São Paulo – Representantes do Arquivo Nacional de Omã virão ao Brasil no final do mês para discutir cooperação com o Arquivo e a Biblioteca Nacional, no Rio de Janeiro, e com o Arquivo do Estado da Bahia, em Salvador. A visita é um desdobramento da viagem que o vice-presidente brasileiro, Michel Temer, fez ao país árabe no início de abril.
De acordo com o chefe do Departamento do Oriente Médio II do Itamaraty, Carlos Leopoldo Gonçalves de Oliveira, além de estabelecer um canal de cooperação entre as instituições, a missão terá como objetivos estabelecer um grupo de trabalho para identificar pontos em comum na história dos dois países e auxiliar na tradução de documento em árabe em posse de órgãos públicos brasileiros, especialmente o arquivo baiano.
Brasil e Omã têm em comum a presença portuguesa a partir do século 16. Na mesma época em que começava a colonização do Brasil, Portugal estabeleceu um posto avançado na nação árabe para vigiar suas rotas de navegação pelo Oceano Índico. Fortes construídos nesta época em Mascate, a capital, são uma lembrança desta ocupação.
Conta-se também que o navegador omanita Ahmed Bin Majid ajudou Vasco da Gama a contornar o Cabo da Boa Esperança, então Cabo das Tormentas, e encontrar o caminho das Índias. Mas há controvérsias sobre a veracidade desta história. O fato é que Majid ficou conhecido como grande navegador e cartógrafo.
No que diz respeito aos documentos, a Bahia recebeu um grande número de escravos africanos muçulmanos no período colonial, que deixaram diversos manuscritos em árabe. A escrita, no entanto, é antiga, segundo Oliveira, e de difícil tradução. Ele acrescentou que o Arquivo de Omã tem um grupo de especialistas em textos arcaicos que pode auxiliar neste trabalho.

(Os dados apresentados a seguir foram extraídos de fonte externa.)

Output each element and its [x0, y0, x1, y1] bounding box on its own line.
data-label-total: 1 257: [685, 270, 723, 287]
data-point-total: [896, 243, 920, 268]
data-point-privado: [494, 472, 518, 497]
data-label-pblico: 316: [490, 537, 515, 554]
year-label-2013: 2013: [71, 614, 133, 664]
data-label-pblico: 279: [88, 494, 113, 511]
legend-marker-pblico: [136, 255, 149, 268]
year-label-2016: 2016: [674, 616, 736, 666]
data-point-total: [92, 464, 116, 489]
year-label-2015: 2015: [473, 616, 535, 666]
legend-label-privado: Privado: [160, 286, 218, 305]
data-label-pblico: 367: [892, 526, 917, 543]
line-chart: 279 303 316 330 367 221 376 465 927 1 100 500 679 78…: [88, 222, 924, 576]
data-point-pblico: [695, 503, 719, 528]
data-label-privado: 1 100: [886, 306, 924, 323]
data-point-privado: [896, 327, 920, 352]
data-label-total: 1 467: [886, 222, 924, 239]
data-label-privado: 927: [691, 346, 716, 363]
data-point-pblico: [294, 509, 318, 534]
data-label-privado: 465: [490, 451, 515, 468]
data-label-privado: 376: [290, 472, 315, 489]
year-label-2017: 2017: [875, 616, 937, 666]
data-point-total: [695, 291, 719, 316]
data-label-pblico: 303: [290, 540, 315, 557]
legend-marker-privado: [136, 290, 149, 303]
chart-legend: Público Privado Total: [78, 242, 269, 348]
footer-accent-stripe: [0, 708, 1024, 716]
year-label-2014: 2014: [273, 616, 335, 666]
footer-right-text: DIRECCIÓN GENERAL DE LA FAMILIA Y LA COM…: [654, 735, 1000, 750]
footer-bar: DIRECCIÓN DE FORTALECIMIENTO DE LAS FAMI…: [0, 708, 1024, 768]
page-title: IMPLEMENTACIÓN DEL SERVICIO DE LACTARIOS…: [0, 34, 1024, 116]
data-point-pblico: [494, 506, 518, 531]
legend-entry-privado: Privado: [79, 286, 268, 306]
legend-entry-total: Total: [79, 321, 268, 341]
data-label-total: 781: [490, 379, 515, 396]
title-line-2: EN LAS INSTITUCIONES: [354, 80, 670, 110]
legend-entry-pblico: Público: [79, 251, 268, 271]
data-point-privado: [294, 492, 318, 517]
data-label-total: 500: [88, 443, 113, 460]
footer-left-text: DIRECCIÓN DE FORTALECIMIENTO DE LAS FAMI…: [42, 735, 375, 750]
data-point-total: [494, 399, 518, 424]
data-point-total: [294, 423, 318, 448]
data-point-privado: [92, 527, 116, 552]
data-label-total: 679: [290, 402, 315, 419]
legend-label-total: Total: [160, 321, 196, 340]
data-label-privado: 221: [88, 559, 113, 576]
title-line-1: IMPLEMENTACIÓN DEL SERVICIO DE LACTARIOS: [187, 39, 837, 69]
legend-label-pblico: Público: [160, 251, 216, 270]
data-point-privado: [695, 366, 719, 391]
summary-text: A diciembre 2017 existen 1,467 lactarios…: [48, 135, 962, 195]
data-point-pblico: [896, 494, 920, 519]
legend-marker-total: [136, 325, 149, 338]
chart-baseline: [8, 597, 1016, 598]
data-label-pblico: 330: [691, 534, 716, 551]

“Esta missão pode ter um bom efeito multiplicador”, disse o diplomata. A ideia é despertar o interesse de outros países árabes em ações semelhantes de cooperação. Ele citou como exemplo uma iniciativa já realizada com representantes do Líbano, que têm dificuldade em identificar os libaneses que se estabeleceram no Brasil em seus próprios arquivos, mas conseguem traçar a origem de imigrantes com base nos registros de entrada existentes em órgãos brasileiros.
Vão participar da missão o diretor da Divisão de Documentos Especiais do Arquivo Nacional de Omã, Hammoud Salem Al Hinai, e o assessor técnico do órgão e tradutor, Saif Abdullah Al Kalbaini. Eles serão acompanhados pelo embaixador omanita em Brasília, Khalid Salim Al Jaradi, pelo encarregado de negócios da embaixada, Omar Said Al-Kathiri, e por Oliveira.